Striker, the closest warrior, was covered with battle scars and brandished an enormous wooden club studded with razor-sharp obsidian chips. An obsidian dagger was thrust through the woven belt at his waist. Young Serpent followed close behind Striker and carried an atlatl (a spear thrower favored by the elite warriors} and several obsidian-tipped javelins. Young Serpent had recently buried his wife, a silky-skinned maiden who, like many others, had succumbed to the spotted sickness. This night the two men knew what was expected of them and they quickly set down their weapons beside the great axe wielded by Fire Giver when in battle. Its serrated obsidian edge had split the skulls of countless foes.

Fire Giver’s limbs were already crisscrossed with tiny crimson rivulets. Another pile of thorns wrapped in a tanned elkskin had been placed upon the ground at his feet. These cruel slivers of the maguey were capable of inflicting extreme pain. Striker and Young Serpent began to chant softly as they went to work, inserting the thorns in the high priest’s thighs, calves, and scrotum.

“God of darkness, ancient killer, see how your shadow embraces his suffering. Drink of the blood of your shadow, accept his gift, and grant him what he seeks. Open his eyes that he may see.”

They sang this song until the last of the thorns had pierced the flesh of Fire Giver. Then Young Serpent and Striker reverently gathered their weapons and dipped the stone blades in Fire Giver’s blood. The other elite soldiers in their eagle helmets and war-painted faces climbed the hillside to join them. Barbed javelins, axes, stone swords and knives, war clubs both curved and straight were baptized in the blood of the high priest. No sound did he make as he stood unmoving—eyes glazed with pain, his breath ragged. He stood searching—waiting.

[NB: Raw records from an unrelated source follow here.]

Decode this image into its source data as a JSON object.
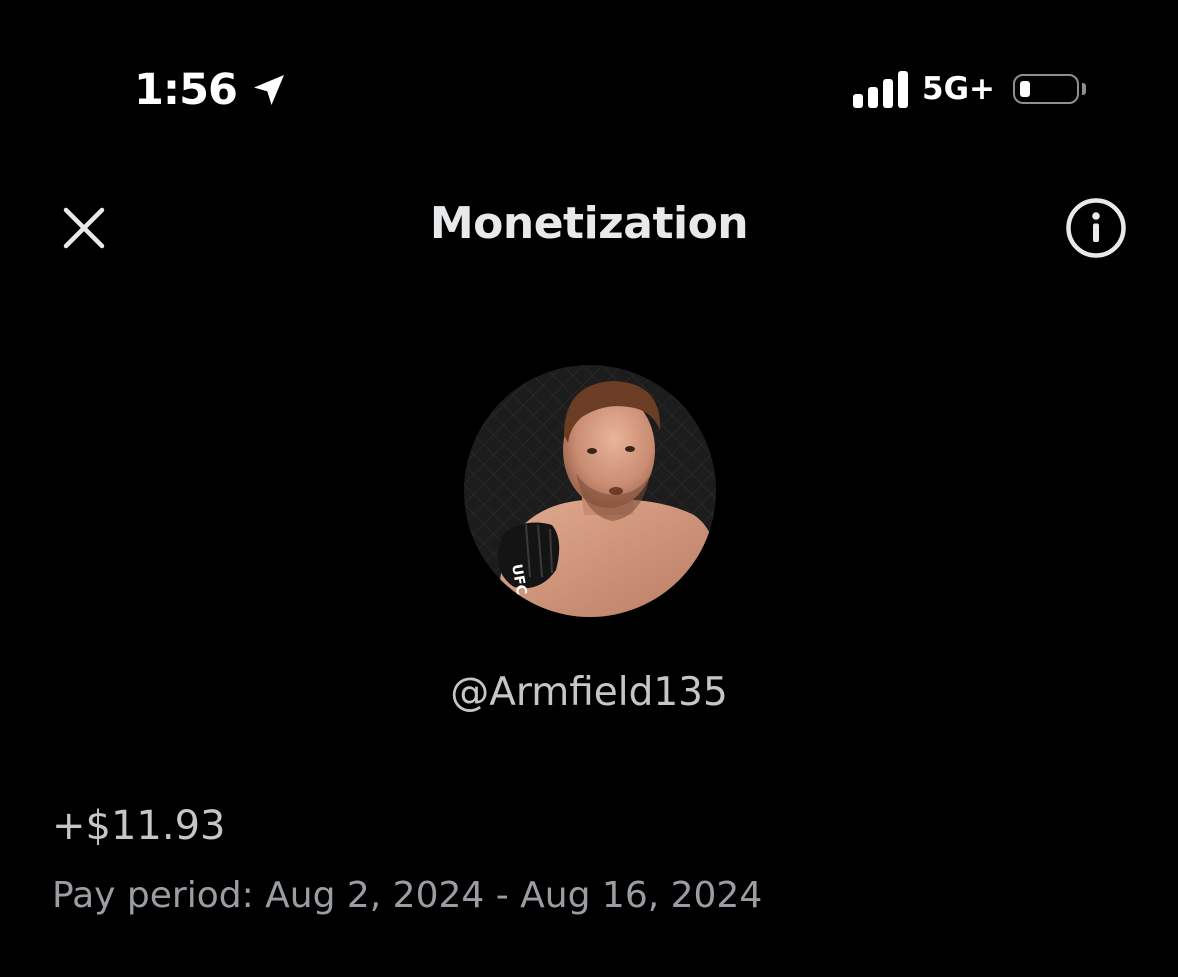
{
  "status_bar": {
    "time": "1:56",
    "location_icon": "location-arrow-icon",
    "signal_bars": 4,
    "network": "5G+",
    "battery_level": 0.2
  },
  "header": {
    "title": "Monetization",
    "close_icon": "close-icon",
    "info_icon": "info-icon"
  },
  "profile": {
    "avatar": "avatar",
    "handle": "@Armfield135"
  },
  "earnings": {
    "amount": "+$11.93",
    "pay_period": "Pay period: Aug 2, 2024 - Aug 16, 2024"
  },
  "colors": {
    "background": "#000000",
    "title_text": "#e7e9ea",
    "secondary_text": "#9a9ea2"
  }
}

Images rushed to him in waves of white-hot pain. The night seemed ablaze with searing fire and an incandescent light that flickered on the periphery of his vision, then stabbed toward the center of his sight.

He saw himself, suffering, wrapped in the crimson ribbons of his own life’s fluids. He saw a great eagle, with wings that blotted out the sky, swoop down and clutch him in its golden talons and bear him aloft. The world lay before him like an unrolled blanket: a vista of dry hills and craggy, windswept peaks dotted with ocotillo cactus and the sacred maguey whose roots could be pounded to a mash and fermented into pulque.

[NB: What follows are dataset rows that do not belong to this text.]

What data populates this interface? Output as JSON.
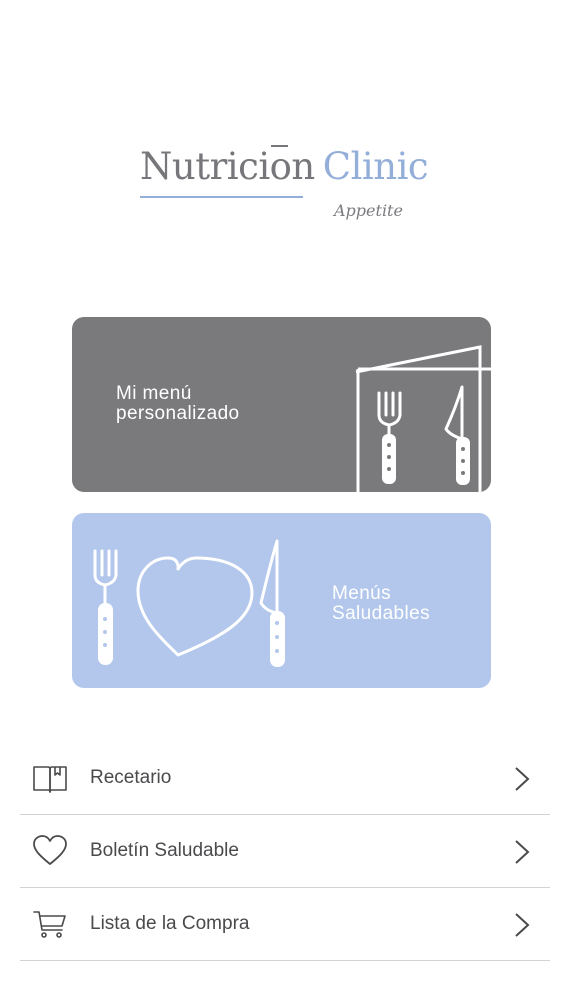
{
  "logo": {
    "word1": "Nutricion",
    "word2": "Clinic",
    "tagline": "Appetite"
  },
  "cards": [
    {
      "title": "Mi menú\npersonalizado",
      "icons": [
        "menu-book-icon",
        "fork-icon",
        "knife-icon"
      ],
      "color": "#7a797c"
    },
    {
      "title": "Menús\nSaludables",
      "icons": [
        "fork-icon",
        "heart-icon",
        "knife-icon"
      ],
      "color": "#b2c7eb"
    }
  ],
  "list": [
    {
      "label": "Recetario",
      "icon": "book-icon"
    },
    {
      "label": "Boletín Saludable",
      "icon": "heart-outline-icon"
    },
    {
      "label": "Lista de la Compra",
      "icon": "cart-icon"
    }
  ],
  "colors": {
    "accent_blue": "#93aed9",
    "card_gray": "#7a797c",
    "card_blue": "#b2c7eb",
    "text_dark": "#4a4a4d",
    "divider": "#d3d3d6"
  }
}
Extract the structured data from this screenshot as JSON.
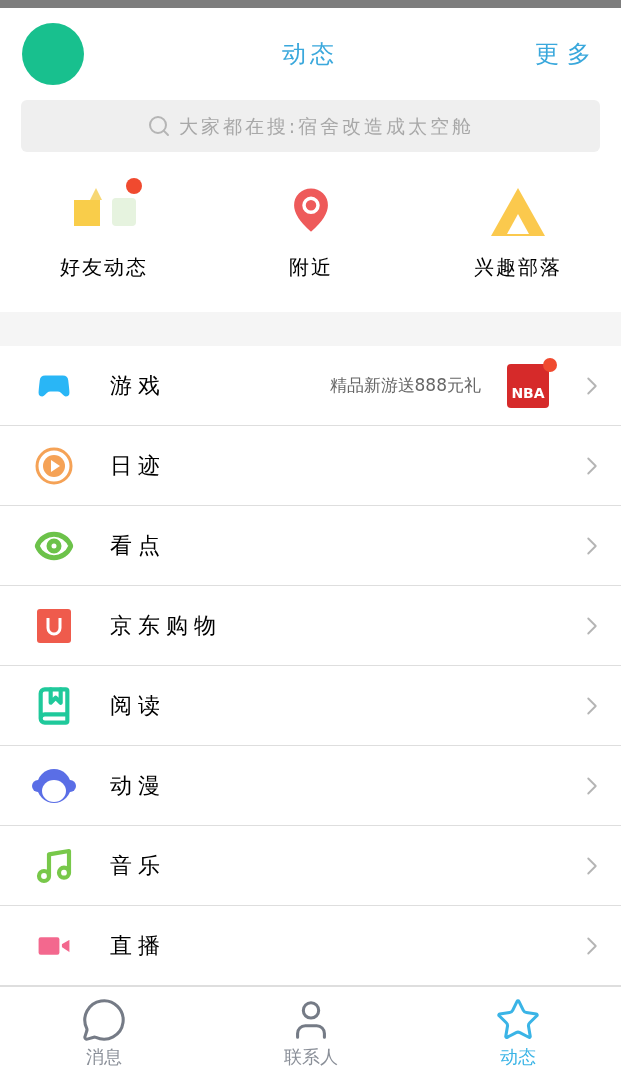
{
  "header": {
    "title": "动态",
    "more": "更多"
  },
  "search": {
    "placeholder": "大家都在搜:宿舍改造成太空舱"
  },
  "shortcuts": [
    {
      "label": "好友动态",
      "kind": "friends",
      "badge": true
    },
    {
      "label": "附近",
      "kind": "location",
      "badge": false
    },
    {
      "label": "兴趣部落",
      "kind": "tent",
      "badge": false
    }
  ],
  "rows": [
    {
      "label": "游戏",
      "kind": "game",
      "promo": "精品新游送888元礼",
      "promo_icon": "NBA",
      "badge": true
    },
    {
      "label": "日迹",
      "kind": "play",
      "badge": false
    },
    {
      "label": "看点",
      "kind": "eye",
      "badge": false
    },
    {
      "label": "京东购物",
      "kind": "shop",
      "badge": false
    },
    {
      "label": "阅读",
      "kind": "book",
      "badge": false
    },
    {
      "label": "动漫",
      "kind": "anime",
      "badge": false
    },
    {
      "label": "音乐",
      "kind": "music",
      "badge": false
    },
    {
      "label": "直播",
      "kind": "video",
      "badge": false
    }
  ],
  "tabs": [
    {
      "label": "消息",
      "kind": "chat",
      "selected": false
    },
    {
      "label": "联系人",
      "kind": "contact",
      "selected": false
    },
    {
      "label": "动态",
      "kind": "star",
      "selected": true
    }
  ]
}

Fire Giver saw every hidden spring and every shaded tinaja where bees hovered above pools of collected rainwater. Down through the shimmering light the eagle soared until it alighted upon a peculiar mountain whose eroded slopes had been sculpted to resemble a crouched jaguar. In the folds of the mountain’s front paws, beneath the volcanic stone head, burned a pyre beside an altar, a place of final sacrifice.

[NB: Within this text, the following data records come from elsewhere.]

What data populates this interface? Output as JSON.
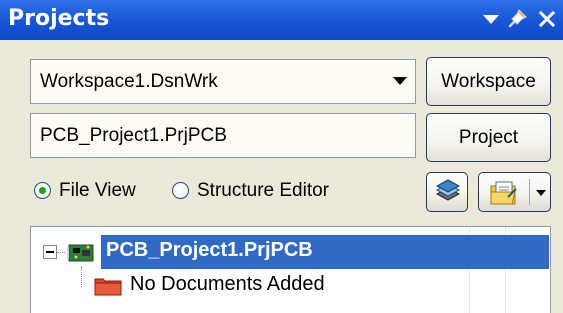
{
  "panel": {
    "title": "Projects"
  },
  "workspace": {
    "selected": "Workspace1.DsnWrk",
    "button_label": "Workspace"
  },
  "project": {
    "value": "PCB_Project1.PrjPCB",
    "button_label": "Project"
  },
  "view_options": [
    {
      "label": "File View",
      "selected": true
    },
    {
      "label": "Structure Editor",
      "selected": false
    }
  ],
  "tree": {
    "project_node": "PCB_Project1.PrjPCB",
    "child_node": "No Documents Added"
  },
  "colors": {
    "titlebar": "#1655d6",
    "selection": "#316ac5",
    "radio_dot": "#21a121",
    "folder": "#e0452a"
  }
}
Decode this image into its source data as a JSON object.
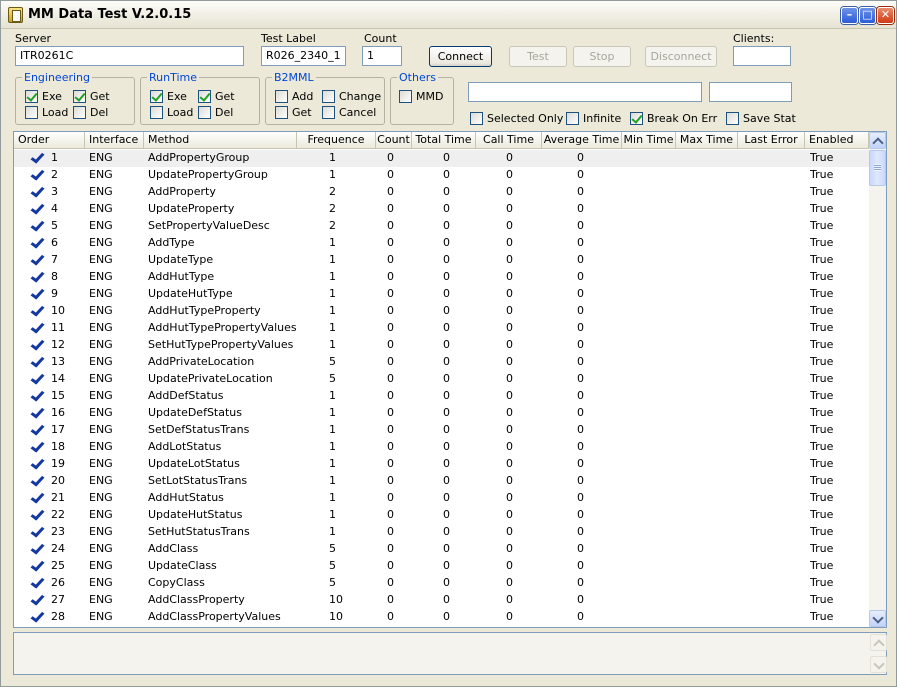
{
  "window": {
    "title": "MM Data Test V.2.0.15",
    "minimize_glyph": "–",
    "maximize_glyph": "□",
    "close_glyph": "✕"
  },
  "server": {
    "label": "Server",
    "value": "ITR0261C"
  },
  "test_label": {
    "label": "Test Label",
    "value": "R026_2340_1"
  },
  "count": {
    "label": "Count",
    "value": "1"
  },
  "clients": {
    "label": "Clients:",
    "value": ""
  },
  "buttons": {
    "connect": "Connect",
    "test": "Test",
    "stop": "Stop",
    "disconnect": "Disconnect"
  },
  "groups": {
    "engineering": {
      "title": "Engineering",
      "exe": {
        "label": "Exe",
        "checked": true
      },
      "get": {
        "label": "Get",
        "checked": true
      },
      "load": {
        "label": "Load",
        "checked": false
      },
      "del": {
        "label": "Del",
        "checked": false
      }
    },
    "runtime": {
      "title": "RunTime",
      "exe": {
        "label": "Exe",
        "checked": true
      },
      "get": {
        "label": "Get",
        "checked": true
      },
      "load": {
        "label": "Load",
        "checked": false
      },
      "del": {
        "label": "Del",
        "checked": false
      }
    },
    "b2mml": {
      "title": "B2MML",
      "add": {
        "label": "Add",
        "checked": false
      },
      "change": {
        "label": "Change",
        "checked": false
      },
      "get": {
        "label": "Get",
        "checked": false
      },
      "cancel": {
        "label": "Cancel",
        "checked": false
      }
    },
    "others": {
      "title": "Others",
      "mmd": {
        "label": "MMD",
        "checked": false
      }
    }
  },
  "status_field_1": "",
  "status_field_2": "",
  "options": {
    "selected_only": {
      "label": "Selected Only",
      "checked": false
    },
    "infinite": {
      "label": "Infinite",
      "checked": false
    },
    "break_on_err": {
      "label": "Break On Err",
      "checked": true
    },
    "save_stat": {
      "label": "Save Stat",
      "checked": false
    }
  },
  "grid": {
    "columns": [
      "Order",
      "Interface",
      "Method",
      "Frequence",
      "Count",
      "Total Time",
      "Call Time",
      "Average Time",
      "Min Time",
      "Max Time",
      "Last Error",
      "Enabled"
    ],
    "rows": [
      [
        "1",
        "ENG",
        "AddPropertyGroup",
        "1",
        "0",
        "0",
        "0",
        "0",
        "",
        "",
        "",
        "True"
      ],
      [
        "2",
        "ENG",
        "UpdatePropertyGroup",
        "1",
        "0",
        "0",
        "0",
        "0",
        "",
        "",
        "",
        "True"
      ],
      [
        "3",
        "ENG",
        "AddProperty",
        "2",
        "0",
        "0",
        "0",
        "0",
        "",
        "",
        "",
        "True"
      ],
      [
        "4",
        "ENG",
        "UpdateProperty",
        "2",
        "0",
        "0",
        "0",
        "0",
        "",
        "",
        "",
        "True"
      ],
      [
        "5",
        "ENG",
        "SetPropertyValueDesc",
        "2",
        "0",
        "0",
        "0",
        "0",
        "",
        "",
        "",
        "True"
      ],
      [
        "6",
        "ENG",
        "AddType",
        "1",
        "0",
        "0",
        "0",
        "0",
        "",
        "",
        "",
        "True"
      ],
      [
        "7",
        "ENG",
        "UpdateType",
        "1",
        "0",
        "0",
        "0",
        "0",
        "",
        "",
        "",
        "True"
      ],
      [
        "8",
        "ENG",
        "AddHutType",
        "1",
        "0",
        "0",
        "0",
        "0",
        "",
        "",
        "",
        "True"
      ],
      [
        "9",
        "ENG",
        "UpdateHutType",
        "1",
        "0",
        "0",
        "0",
        "0",
        "",
        "",
        "",
        "True"
      ],
      [
        "10",
        "ENG",
        "AddHutTypeProperty",
        "1",
        "0",
        "0",
        "0",
        "0",
        "",
        "",
        "",
        "True"
      ],
      [
        "11",
        "ENG",
        "AddHutTypePropertyValues",
        "1",
        "0",
        "0",
        "0",
        "0",
        "",
        "",
        "",
        "True"
      ],
      [
        "12",
        "ENG",
        "SetHutTypePropertyValues",
        "1",
        "0",
        "0",
        "0",
        "0",
        "",
        "",
        "",
        "True"
      ],
      [
        "13",
        "ENG",
        "AddPrivateLocation",
        "5",
        "0",
        "0",
        "0",
        "0",
        "",
        "",
        "",
        "True"
      ],
      [
        "14",
        "ENG",
        "UpdatePrivateLocation",
        "5",
        "0",
        "0",
        "0",
        "0",
        "",
        "",
        "",
        "True"
      ],
      [
        "15",
        "ENG",
        "AddDefStatus",
        "1",
        "0",
        "0",
        "0",
        "0",
        "",
        "",
        "",
        "True"
      ],
      [
        "16",
        "ENG",
        "UpdateDefStatus",
        "1",
        "0",
        "0",
        "0",
        "0",
        "",
        "",
        "",
        "True"
      ],
      [
        "17",
        "ENG",
        "SetDefStatusTrans",
        "1",
        "0",
        "0",
        "0",
        "0",
        "",
        "",
        "",
        "True"
      ],
      [
        "18",
        "ENG",
        "AddLotStatus",
        "1",
        "0",
        "0",
        "0",
        "0",
        "",
        "",
        "",
        "True"
      ],
      [
        "19",
        "ENG",
        "UpdateLotStatus",
        "1",
        "0",
        "0",
        "0",
        "0",
        "",
        "",
        "",
        "True"
      ],
      [
        "20",
        "ENG",
        "SetLotStatusTrans",
        "1",
        "0",
        "0",
        "0",
        "0",
        "",
        "",
        "",
        "True"
      ],
      [
        "21",
        "ENG",
        "AddHutStatus",
        "1",
        "0",
        "0",
        "0",
        "0",
        "",
        "",
        "",
        "True"
      ],
      [
        "22",
        "ENG",
        "UpdateHutStatus",
        "1",
        "0",
        "0",
        "0",
        "0",
        "",
        "",
        "",
        "True"
      ],
      [
        "23",
        "ENG",
        "SetHutStatusTrans",
        "1",
        "0",
        "0",
        "0",
        "0",
        "",
        "",
        "",
        "True"
      ],
      [
        "24",
        "ENG",
        "AddClass",
        "5",
        "0",
        "0",
        "0",
        "0",
        "",
        "",
        "",
        "True"
      ],
      [
        "25",
        "ENG",
        "UpdateClass",
        "5",
        "0",
        "0",
        "0",
        "0",
        "",
        "",
        "",
        "True"
      ],
      [
        "26",
        "ENG",
        "CopyClass",
        "5",
        "0",
        "0",
        "0",
        "0",
        "",
        "",
        "",
        "True"
      ],
      [
        "27",
        "ENG",
        "AddClassProperty",
        "10",
        "0",
        "0",
        "0",
        "0",
        "",
        "",
        "",
        "True"
      ],
      [
        "28",
        "ENG",
        "AddClassPropertyValues",
        "10",
        "0",
        "0",
        "0",
        "0",
        "",
        "",
        "",
        "True"
      ]
    ]
  },
  "log": {
    "text": ""
  }
}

And when the last weapon had been pressed to his tortured flesh the high priest cried out and collapsed. Striker and Young Serpent caught him and lowered him to the ground and began to remove the thorns.

Fire Giver did not stir until the morning sun climbed above the weathered mountains to the north. Then the high priest opened his eyes, rose, and walked along the ridge until he came to a pool of rainwater that filled a cavity in the stone beneath an overhanging ledge of eroded rock. He lowered his face into the cool shallows and drank till his belly felt about to burst. When he straightened, Young Serpent and Striker were standing behind him. Striker carried the high priest’s robes and Young Serpent the priest’s quilted armor. Both men appeared anxious to learn, yet were loath to pressure the high priest or ask an unseemly question of one who was the shadow of a god.

“I saw a mountain like a sleeping jaguar. It waits there.” The high priest pointed to the north. “We must go and find the sleeping jaguar. There we will feed Tezcatlipoca what he most desires. And when the Smoking Glass tells us, we will return to our people. And the spotted sickness will be no more.” Fire Giver gingerly slipped into his robes and armor and led the way back along the ridge to the place of his suffering. Another couple of warriors waited, holding a young Comanche brave between them. He struggled, to no avail, in their grasp. He moaned and pleaded, for the brave knew what was coming. There had been others before him. He was the last of the captives.